It’s no secret that Tommy Morrison was one of the most feared punchers in boxing during his career, but the actual total fights, victories, and knockout he owns are astounding.
“The Duke” reached the pinnacle of his heavyweight run in 1993 when a measured triumph over George Foreman brought the WBO title.
Morrison would eventually lose the belt to Michael Bentt but enjoyed a top-class career until wrongly diagnosed with H.I.V and suspended from fighting.
But it all started for Morrison as far back as 1982 when his mother Diana got him a fake I.D at the age of 13 to enter Tommy into Toughman contests.
According to legend, he only lost one fight in 51 contests. A solid platform to head into the amateur ranks.
Now, there are conflicting stories when it comes to his C.V in the head guard and vest. Some records show it was 202 wins with 20 losses. Wife Trish believes it was more 290-21, with a vast 263 of those coming via knockout.
An unbelievable number of stoppages for anyone, but given the fact Tommy was just 19 when he turned professional, it’s unfathomable to amass that kind of experience.
By his pro debut in 1988, Morrison already had a boxing record that read 340 wins, 22 losses, and close to 300 knockouts.
Those early opponents must have been quaking in their boots had they known just what Morrison had already been through from his teenage years.

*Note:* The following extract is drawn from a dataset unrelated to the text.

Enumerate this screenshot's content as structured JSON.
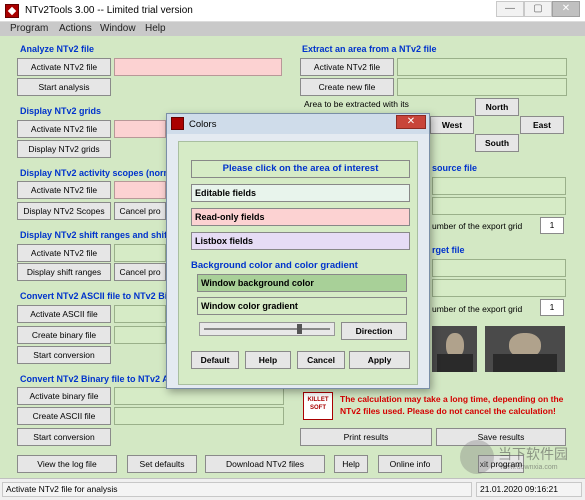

Mike Foley, Elvin Evans, Joe Adams, Tony Dewar, and William Muhammad were all dispatched in the first round, most of them within seconds.
TOMMY MORRISON TOTAL RECORD
Eventually, Morrison ended his efforts in the paid ranks on 51-3-1, with 44 big wins coming through knockout.
In total, that gives Tommy Morrison a career boxing mark of 391 victories, 25 losses, and almost 350 knockouts. Astonishing.
Fondly remembered as a fierce knockout artist inside the ring, Morrison was also a good guy outside of the ropes.
WBN got to know Tommy during his final years and since continued that contact with his wife, Trish.
Tommy’s story is an epic one, with his boxing record merely adding to his legend. We wish his tale could have been with us much longer than it was.
That legacy lives on in his sons Kenzie and Trey, who are successful boxers in their own right.